Still, the Audi couldn’t leave the chasing Bavarian hatch behind. At the wheel of the BMW, you immediately feel better positioned thanks to a driver’s seat that adjusts lower to the floor than the Audi’s. Our test unit came fitted with BMW’s Adaptive M suspension (R9 000) but, in terms of daily driving and handling, we didn’t feel that the BMW benefitted greatly from having this installed. Audi’s optional Magnetic Ride (R13 640) wasn’t fitted to our car, yet, overall, we found the S3’s ride quality slightly more polished than the BMW’s.
From the moment you pull away, it feels like the M140i should have the beating of its rival. With Sport+ mode selected, allowing for less electronic safety-net intervention, there’s instantly more fun and enjoyment to be had from behind the wheel. You definitely need to be more alert when driving the M140i, though; forget that you are driving a rear-wheel-drive car and the BMW will remind you the instant you apply the throttle too early or aggressively. Not equipped with a limited-slip differential, the M140i might spin the rear inside wheel in tight corners. Fortunately, these situations are few and far between.
The BMW also offers a raspy sound from the darkened exhaust pipes, one that you can easily hear when chasing it. It was a sound we heard a lot of as, in real terms, the BMW isn’t any quicker up the mountain than the S3 and the Audi stuck behind it, only losing ground when there was a long enough straight for the M140i to really stretch its legs.
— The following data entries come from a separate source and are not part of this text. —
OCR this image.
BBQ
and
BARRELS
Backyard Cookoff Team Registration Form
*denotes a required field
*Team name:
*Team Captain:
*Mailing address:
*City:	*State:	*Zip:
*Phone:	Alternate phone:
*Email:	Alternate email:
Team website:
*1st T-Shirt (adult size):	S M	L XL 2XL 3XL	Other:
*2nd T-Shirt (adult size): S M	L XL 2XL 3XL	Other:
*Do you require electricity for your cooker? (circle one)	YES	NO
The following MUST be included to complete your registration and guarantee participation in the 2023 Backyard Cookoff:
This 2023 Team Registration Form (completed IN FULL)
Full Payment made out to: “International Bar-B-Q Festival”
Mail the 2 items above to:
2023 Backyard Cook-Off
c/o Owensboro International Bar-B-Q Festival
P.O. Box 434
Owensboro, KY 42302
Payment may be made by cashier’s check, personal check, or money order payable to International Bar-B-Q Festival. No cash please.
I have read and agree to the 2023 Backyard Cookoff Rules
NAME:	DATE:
We added a layer of testing to this comparison by taking both cars to Killarney Raceway for a track test (watch the video here). Under Deon Joubert’s expert guidance, the BMW crossed the line in 1:27,80 and the Audi in 1:29,30. Although cornering speeds were near identical, as we experienced on the road, it was on the straights at higher velocities that the BMW was able to pull ahead of the Audi.
Despite driving them back to back, chasing each other over some of the best and most challenging roads the Cape has to offer, it was nigh on impossible to create any distance between the two cars. They are that close. The Audi offers the driver a level of assurance that the BMW can't match, and on a daily basis the Audi is marginally more comfortable to drive and live with.
Whereas the BMW prefers to shout its performance credentials and reinforce those intentions behind the wheel, the Audi is more conservative, less shouty and prefers to do its business in a rather efficient manner.
The harder you drive both of them, the easier it is to experience the clear differences between these two cars and the BMW is without a doubt the more exciting - and at times challenging - car to drive. Offering a more powerful, six-cylinder engine at basically the same price as the Audi is one of the BMW's biggest drawcards. And that means, in a niche segment where performance, handling and the grin factor always carry more weight than practicality, we give the nod to BMW's M140i.